When it comes to rattlesnakes you will hear them rattle before you see them. If you hear the rattling stop where you are and do not move.
"Try to find out where the sound is coming from and back up. If you do that and the rattlesnake is under the bush or something and you can't see it but you know the sound is coming from there, do not go poking sticks in there to see if the snake will go away. Do not try to make the snake go away - you go away," Pierce said.
If you do get bitten by a rattlesnake, sit down, make sure the bite mark is lower than your heart, do not try to get the venom out, and call for help.
Pierce says if you are far away from help remain calm and move as slow as possible to try to get to a place where you can call for help.
Montana Fish, Wildlife & Parks says of prairie rattlesnakes:
Of the ten snake species that live in Montana, only the prairie rattle-snake is venomous. Also known as the western rattlesnake, the prairie rattler is found in open, arid country and ponderosa pine savannahs. It often dens on south-facing slopes in areas with rock outcrops.
Rattlesnake bites are extremely rare. Of the hundreds of thousands of hunters, hikers, and backpackers traversing Montana each year, only five or six report being bitten, according to the Rocky Mountain Poison & Drug Center in Denver. The center also notes there was not a single death among the 45 reported prairie rattlesnake bites in Montana during the last eight years.
The prairie rattlesnake is a medium-sized species with venom glands that harbor only moderate amounts of venom. Nevertheless, prairie rattlesnakes have the ability to deliver a dose of venom lethal to an adult human. That's why anyone who spends time outdoors in Montana should have at least a passing awareness of snake-bite first aid.

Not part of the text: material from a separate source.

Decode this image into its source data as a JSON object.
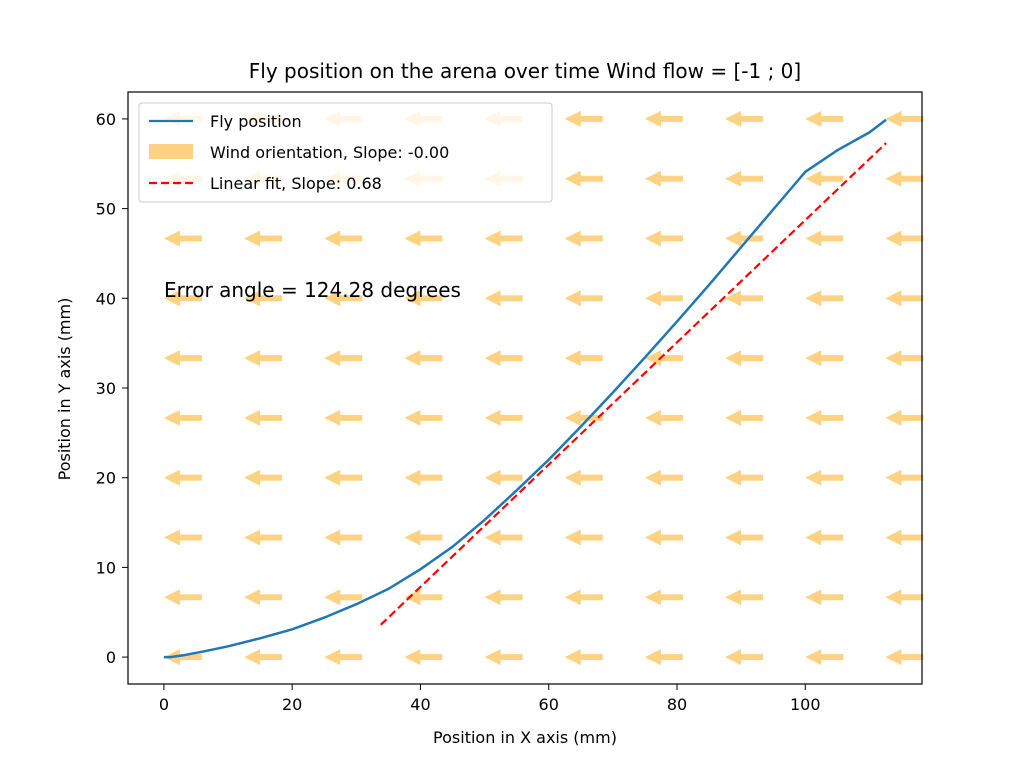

Rattlesnakes are shy, retiring creatures. If left alone, they won't bother people. But if a rattlesnake thinks it will be stepped on or otherwise harmed, it may bite. These snakes are armed with a pair of hollow, hinged fangs that fold back against the roof of the mouth. A rattlesnake strikes most often on the hand, calf, or ankle, leaving one or two small fang marks. When bitten, a person will likely feel intense pain at the bite area. Other symptoms may include difficulty breathing, nausea, vomiting, swelling, and gangrene.